There is some truth in this. Not one of the songs written by Kavi Pradeep since he first wrote for the film Kangan in 1939 has lost its beauty with the passage of time.

Kavi Pradeep was born Ramchandra Narayanji Dwivedi in Badnagar in MP on February 6, 1915. That was during the first world war. Pradeep grew up in Uttar Pradesh, writing and reciting poetry.

"A lot of people wrote in those days and I was encouraged because I was saying something that listeners then appreciated.

"I finished my graduation and decided to join a teacher's course and teach, but destiny had other plans for me.

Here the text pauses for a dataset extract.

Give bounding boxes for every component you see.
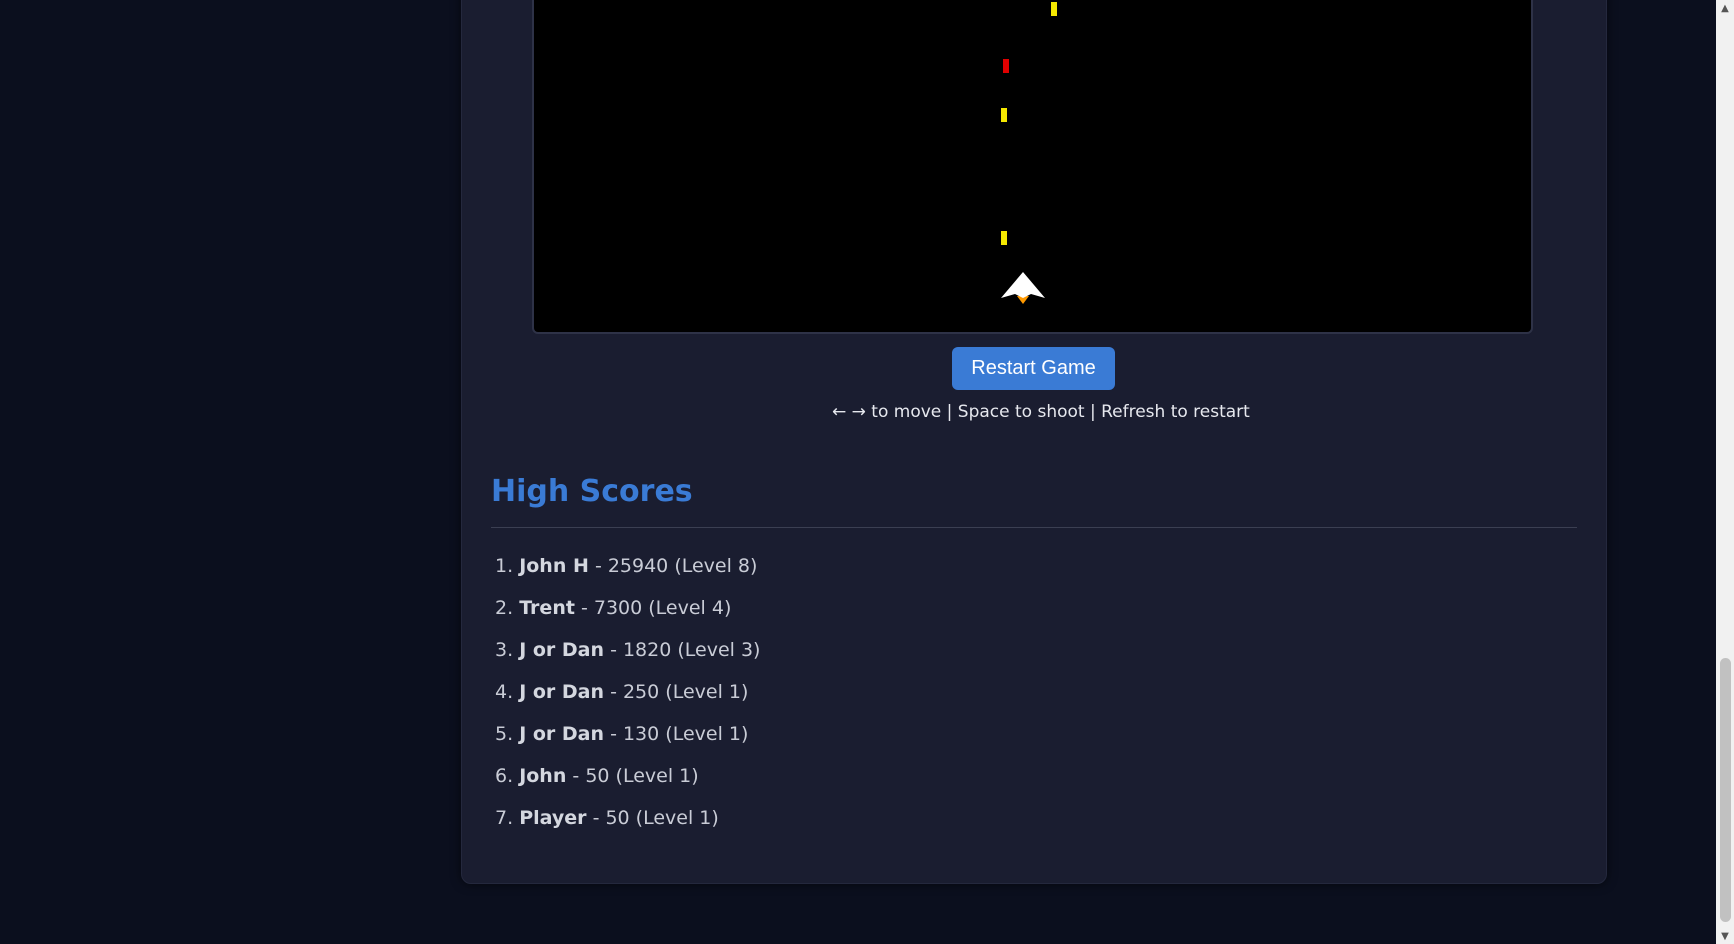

I was invited to a Kavi Sammelan in Bombay..." And he never left. For Himanshu Rai of Bombay Talkies signed him on for Rs 200 and made him sign a contract for Kangan.

Despite being a part of the film industry, Pradeep had a clean lifestyle, trying to live up to the values he'd inherited. And the honesty that was part of those values was perhaps what imbued his music with the special touch.

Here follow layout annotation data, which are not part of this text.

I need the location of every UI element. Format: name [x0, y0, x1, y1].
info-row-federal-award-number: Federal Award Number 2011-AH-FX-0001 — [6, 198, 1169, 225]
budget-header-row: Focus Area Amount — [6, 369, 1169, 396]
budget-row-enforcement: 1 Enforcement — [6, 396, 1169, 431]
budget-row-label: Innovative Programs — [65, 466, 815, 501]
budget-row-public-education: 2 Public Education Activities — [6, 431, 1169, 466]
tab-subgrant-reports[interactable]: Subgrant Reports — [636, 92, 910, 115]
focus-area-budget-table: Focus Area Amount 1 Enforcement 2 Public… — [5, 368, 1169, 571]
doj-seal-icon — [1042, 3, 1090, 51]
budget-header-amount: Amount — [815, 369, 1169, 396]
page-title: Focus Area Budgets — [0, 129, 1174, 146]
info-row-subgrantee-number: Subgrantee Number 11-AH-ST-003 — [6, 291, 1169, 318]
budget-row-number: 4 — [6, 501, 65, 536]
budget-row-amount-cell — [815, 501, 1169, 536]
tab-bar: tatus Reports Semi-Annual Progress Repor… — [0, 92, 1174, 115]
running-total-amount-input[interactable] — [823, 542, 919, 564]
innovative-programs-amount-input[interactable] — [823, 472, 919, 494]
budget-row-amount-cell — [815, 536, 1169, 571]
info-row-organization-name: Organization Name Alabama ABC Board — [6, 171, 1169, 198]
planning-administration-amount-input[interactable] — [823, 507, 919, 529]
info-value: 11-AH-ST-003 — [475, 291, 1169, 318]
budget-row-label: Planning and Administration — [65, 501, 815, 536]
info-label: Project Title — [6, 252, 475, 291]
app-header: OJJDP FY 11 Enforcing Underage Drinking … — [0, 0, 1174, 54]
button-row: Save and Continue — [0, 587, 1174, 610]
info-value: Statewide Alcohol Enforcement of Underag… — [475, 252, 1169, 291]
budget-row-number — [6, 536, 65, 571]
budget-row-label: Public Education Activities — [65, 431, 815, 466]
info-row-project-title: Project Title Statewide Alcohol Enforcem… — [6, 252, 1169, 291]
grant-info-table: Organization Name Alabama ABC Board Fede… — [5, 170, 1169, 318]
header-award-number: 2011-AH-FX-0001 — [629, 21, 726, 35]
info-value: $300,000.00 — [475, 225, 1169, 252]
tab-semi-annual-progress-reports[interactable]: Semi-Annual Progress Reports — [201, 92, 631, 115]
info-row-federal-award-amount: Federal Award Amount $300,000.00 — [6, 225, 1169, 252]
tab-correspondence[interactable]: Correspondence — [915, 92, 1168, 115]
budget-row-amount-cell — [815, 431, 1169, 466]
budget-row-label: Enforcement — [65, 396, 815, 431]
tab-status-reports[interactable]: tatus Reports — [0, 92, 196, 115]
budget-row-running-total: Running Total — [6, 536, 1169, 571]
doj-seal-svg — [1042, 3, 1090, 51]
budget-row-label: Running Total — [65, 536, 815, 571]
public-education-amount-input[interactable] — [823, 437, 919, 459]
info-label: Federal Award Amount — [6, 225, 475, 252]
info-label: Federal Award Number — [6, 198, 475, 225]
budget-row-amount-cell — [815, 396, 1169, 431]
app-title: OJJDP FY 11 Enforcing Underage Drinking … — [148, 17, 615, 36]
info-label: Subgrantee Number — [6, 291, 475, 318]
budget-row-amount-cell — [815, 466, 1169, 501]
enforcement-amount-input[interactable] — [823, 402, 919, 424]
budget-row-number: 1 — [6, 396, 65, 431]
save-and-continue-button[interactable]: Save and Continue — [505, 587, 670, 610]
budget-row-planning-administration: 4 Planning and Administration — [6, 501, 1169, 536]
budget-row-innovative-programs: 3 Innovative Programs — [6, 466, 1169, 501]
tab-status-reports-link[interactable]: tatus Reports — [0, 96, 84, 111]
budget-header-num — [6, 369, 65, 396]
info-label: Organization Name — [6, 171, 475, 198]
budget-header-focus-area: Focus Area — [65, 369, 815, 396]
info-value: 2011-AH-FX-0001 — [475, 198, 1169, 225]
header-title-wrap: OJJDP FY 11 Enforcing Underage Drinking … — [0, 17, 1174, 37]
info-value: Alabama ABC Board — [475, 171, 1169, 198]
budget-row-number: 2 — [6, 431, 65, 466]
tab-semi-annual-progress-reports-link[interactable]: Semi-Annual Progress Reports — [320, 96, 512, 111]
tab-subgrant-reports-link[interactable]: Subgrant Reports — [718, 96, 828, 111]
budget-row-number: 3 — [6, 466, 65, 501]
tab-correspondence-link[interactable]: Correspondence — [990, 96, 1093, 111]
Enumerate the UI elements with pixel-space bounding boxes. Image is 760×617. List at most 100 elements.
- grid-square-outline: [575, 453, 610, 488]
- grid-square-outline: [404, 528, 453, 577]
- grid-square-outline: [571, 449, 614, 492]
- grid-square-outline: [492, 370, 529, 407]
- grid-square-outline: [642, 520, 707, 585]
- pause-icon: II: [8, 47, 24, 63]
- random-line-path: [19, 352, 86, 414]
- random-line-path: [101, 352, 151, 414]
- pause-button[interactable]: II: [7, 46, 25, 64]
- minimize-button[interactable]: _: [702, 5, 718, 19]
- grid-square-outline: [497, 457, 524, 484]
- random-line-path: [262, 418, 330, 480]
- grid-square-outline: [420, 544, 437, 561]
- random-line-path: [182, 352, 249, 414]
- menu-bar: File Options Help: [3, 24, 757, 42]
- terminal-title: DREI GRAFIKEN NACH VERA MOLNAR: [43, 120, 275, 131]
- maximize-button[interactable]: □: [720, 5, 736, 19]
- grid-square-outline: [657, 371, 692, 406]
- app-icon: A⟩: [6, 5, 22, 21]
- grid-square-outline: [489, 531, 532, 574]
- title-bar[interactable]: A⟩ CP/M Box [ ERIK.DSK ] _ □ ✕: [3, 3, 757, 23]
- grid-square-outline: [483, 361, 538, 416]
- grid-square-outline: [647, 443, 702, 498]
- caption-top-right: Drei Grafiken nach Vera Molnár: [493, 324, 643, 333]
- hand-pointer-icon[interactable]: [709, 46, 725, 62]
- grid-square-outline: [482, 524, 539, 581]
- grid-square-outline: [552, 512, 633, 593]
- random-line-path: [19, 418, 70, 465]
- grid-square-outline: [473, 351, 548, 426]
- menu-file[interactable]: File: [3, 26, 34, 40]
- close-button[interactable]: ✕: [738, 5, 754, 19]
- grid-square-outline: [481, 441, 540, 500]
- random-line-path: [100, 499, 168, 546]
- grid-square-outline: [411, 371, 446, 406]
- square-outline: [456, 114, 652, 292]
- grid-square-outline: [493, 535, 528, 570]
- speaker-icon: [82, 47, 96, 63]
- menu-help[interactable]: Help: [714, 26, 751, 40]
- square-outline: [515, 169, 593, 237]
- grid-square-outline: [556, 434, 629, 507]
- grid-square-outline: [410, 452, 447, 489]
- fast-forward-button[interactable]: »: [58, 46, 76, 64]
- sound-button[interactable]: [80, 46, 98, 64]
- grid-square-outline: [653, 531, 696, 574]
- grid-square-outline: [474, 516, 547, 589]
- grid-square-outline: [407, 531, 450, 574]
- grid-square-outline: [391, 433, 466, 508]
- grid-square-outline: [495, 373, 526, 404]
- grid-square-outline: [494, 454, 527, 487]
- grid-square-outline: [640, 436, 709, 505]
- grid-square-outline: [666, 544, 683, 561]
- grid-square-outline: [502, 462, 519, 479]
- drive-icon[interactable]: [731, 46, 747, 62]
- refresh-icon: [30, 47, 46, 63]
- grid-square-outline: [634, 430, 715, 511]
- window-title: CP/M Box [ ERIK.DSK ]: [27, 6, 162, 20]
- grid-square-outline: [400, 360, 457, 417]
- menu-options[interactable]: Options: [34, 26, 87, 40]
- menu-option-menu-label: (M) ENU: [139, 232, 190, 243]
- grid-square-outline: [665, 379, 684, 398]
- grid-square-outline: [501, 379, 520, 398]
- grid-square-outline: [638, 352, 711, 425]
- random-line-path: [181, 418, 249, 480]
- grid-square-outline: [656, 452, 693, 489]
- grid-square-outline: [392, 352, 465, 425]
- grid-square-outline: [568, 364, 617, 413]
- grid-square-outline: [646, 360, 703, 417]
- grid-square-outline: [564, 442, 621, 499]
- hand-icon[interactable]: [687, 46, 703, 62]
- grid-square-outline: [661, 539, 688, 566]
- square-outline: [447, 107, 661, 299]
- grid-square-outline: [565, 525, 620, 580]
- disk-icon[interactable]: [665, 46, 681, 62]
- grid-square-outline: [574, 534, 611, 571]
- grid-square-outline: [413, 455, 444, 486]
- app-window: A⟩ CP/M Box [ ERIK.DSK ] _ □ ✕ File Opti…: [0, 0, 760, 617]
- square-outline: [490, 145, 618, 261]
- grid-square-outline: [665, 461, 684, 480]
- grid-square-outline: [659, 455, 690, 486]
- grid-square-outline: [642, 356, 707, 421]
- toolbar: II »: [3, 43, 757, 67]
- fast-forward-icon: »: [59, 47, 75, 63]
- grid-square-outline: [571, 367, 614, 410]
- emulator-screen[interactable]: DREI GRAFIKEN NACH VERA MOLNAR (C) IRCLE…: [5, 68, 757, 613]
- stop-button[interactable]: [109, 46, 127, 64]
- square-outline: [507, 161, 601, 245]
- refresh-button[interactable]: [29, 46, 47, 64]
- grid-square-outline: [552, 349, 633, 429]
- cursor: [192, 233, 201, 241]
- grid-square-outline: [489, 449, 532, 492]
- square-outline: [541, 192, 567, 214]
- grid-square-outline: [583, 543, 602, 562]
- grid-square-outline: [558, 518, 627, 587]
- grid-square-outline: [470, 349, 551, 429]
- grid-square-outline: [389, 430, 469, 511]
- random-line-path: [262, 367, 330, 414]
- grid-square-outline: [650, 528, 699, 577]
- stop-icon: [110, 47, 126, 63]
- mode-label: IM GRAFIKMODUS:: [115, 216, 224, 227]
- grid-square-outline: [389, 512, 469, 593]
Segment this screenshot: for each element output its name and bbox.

Despite his patriotism, Pradeep was an avid listener to the BBC news and kept abreast of all that was happening in the country.

He received every major award India had to offer, among them the best film lyricist award in 1961, the Sangeet Natak Academy Award, the Film Journalist Association award, the IMPPA award, the Mahan Kalakaar award, the Rajiv Gandhi award, the Sursingar and the national integration award and the Sant Gyaneshwar award.

He was the first to admit, "I've achieved success through films, something I'd looked down upon earlier. It gave me everything one could desire."

And that contentment with life remained with him to a peaceful death.

As the priest said at the pooja performed for him, "How many of us claim to have done the karma we've been sent to do in this world?"

Kavi Pradeep wouldn't have bothered; he'd done better than most others have.